Bayraklı’da iki yıl önce yeşil kartı iptal edildiği için cinnet getirerek Toplum Sağlığı Merkezi’ni tüfekle basarak rastgele ateş eden ve bunun için aldığı 16 yıl 8 aylık cezası Yargıtay aşamasında bulunan tutuklu kanser hastası 50 yaşındaki Muhlis Barut’un sağlık durumu kötüleşince ailesi 'vedalaşma hakkı' istedi. Haziran ayında 6 aydan az ömrü kaldığı İzmir Katip Çelebi Üniversitesi Atatürk Eğitim ve Araştırma Hastanesi tarafından raporlansa da, tahliye için İstanbul Adli Tıp Kurumu’nun raporunun gerekli olduğu belirtilerek Metris Cezaevi’ne gönderildi.

Bu sırada kalan ömründe evinde bulunmasını isteyen ailesinin sürdürdüğü çabaları duyan Cumhurbaşkanı Abdullah Gül, fenalaşarak Samatya Devlet Hastanesi mahkum koğuşuna kaldırıldığı zaman Muhlis Barut için, "Yapılması gereken bir şey varsa yapılsın" talimatı verdi. Yargıtay’ın dosyayı öne alarak bir tedbir olan tutukluluğunu kaldırmaması üzerine tahliye olamayan Barut, tedavi gördüğü hastanenin mahkum koğuşunda hayatını kaybetti.

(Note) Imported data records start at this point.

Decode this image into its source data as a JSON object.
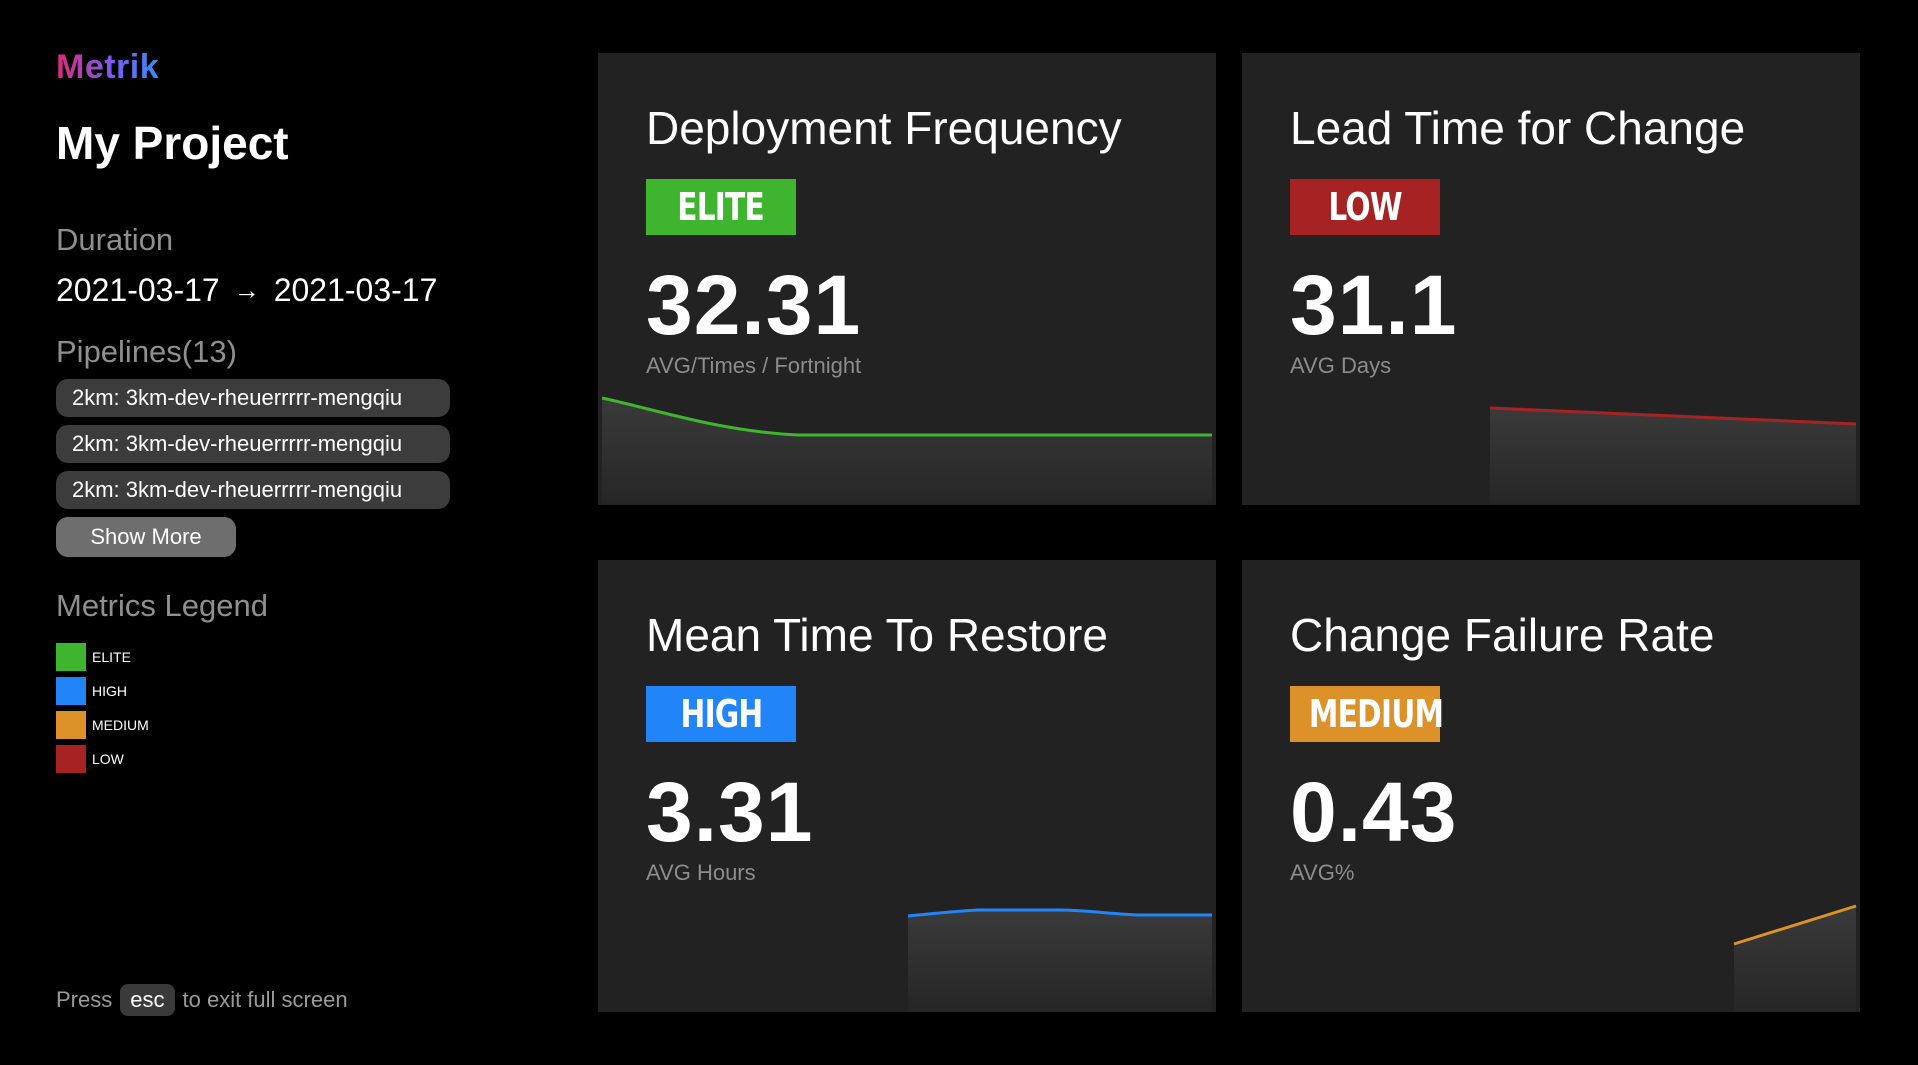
{
  "app": {
    "logo": "Metrik"
  },
  "project": {
    "title": "My Project"
  },
  "duration": {
    "label": "Duration",
    "start": "2021-03-17",
    "arrow": "→",
    "end": "2021-03-17"
  },
  "pipelines": {
    "label": "Pipelines(13)",
    "items": [
      "2km: 3km-dev-rheuerrrrr-mengqiu",
      "2km: 3km-dev-rheuerrrrr-mengqiu",
      "2km: 3km-dev-rheuerrrrr-mengqiu"
    ],
    "show_more": "Show More"
  },
  "legend": {
    "label": "Metrics Legend",
    "items": [
      {
        "label": "ELITE",
        "color": "#3fb52f"
      },
      {
        "label": "HIGH",
        "color": "#2185f9"
      },
      {
        "label": "MEDIUM",
        "color": "#dc9228"
      },
      {
        "label": "LOW",
        "color": "#a72323"
      }
    ]
  },
  "esc_hint": {
    "press": "Press",
    "key": "esc",
    "suffix": "to exit full screen"
  },
  "metrics": [
    {
      "title": "Deployment Frequency",
      "level": "ELITE",
      "color": "#3fb52f",
      "value": "32.31",
      "unit": "AVG/Times / Fortnight"
    },
    {
      "title": "Lead Time for Change",
      "level": "LOW",
      "color": "#a72323",
      "value": "31.1",
      "unit": "AVG Days"
    },
    {
      "title": "Mean Time To Restore",
      "level": "HIGH",
      "color": "#2185f9",
      "value": "3.31",
      "unit": "AVG Hours"
    },
    {
      "title": "Change Failure Rate",
      "level": "MEDIUM",
      "color": "#dc9228",
      "value": "0.43",
      "unit": "AVG%"
    }
  ]
}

GÖZYAŞLARIYLA TOPRAĞA VERİLDİ

Dün İstanbul’dan cenazesi İzmir’e getirilen Muhlis Barut için Onur Mahallesi’ndeki evinde cenaze töreni düzenlendi. Şirin Cami’ne götürülen Barut’un cenazesi, burada kılınan namazın ardından da Doğançay Mezarlığı’nda gözyaşlarıyla son yolculuğuna uğurlandı. Babasının konulduğu cenaze aracının önünde oturan ve serbest kalması için büyük çaba gösteren kızı Gönül Barut, "Abdullah Gül’den istedim. Talimat verdi ama devlet bana sahip çıkmadı. Babasız kaldım. Bana cezanezesini verdiler. Devlet duysun, üç günlük ömrünü evinde geçirsin istedim. Yanımda olsun istedim. Çok mu zordu bu? Çok mu zordu üç günlük ömrünü evinde geçirmesi. Ama 'evrak' dediler bunu yapmadılar" diyerek gözyaşı döktü.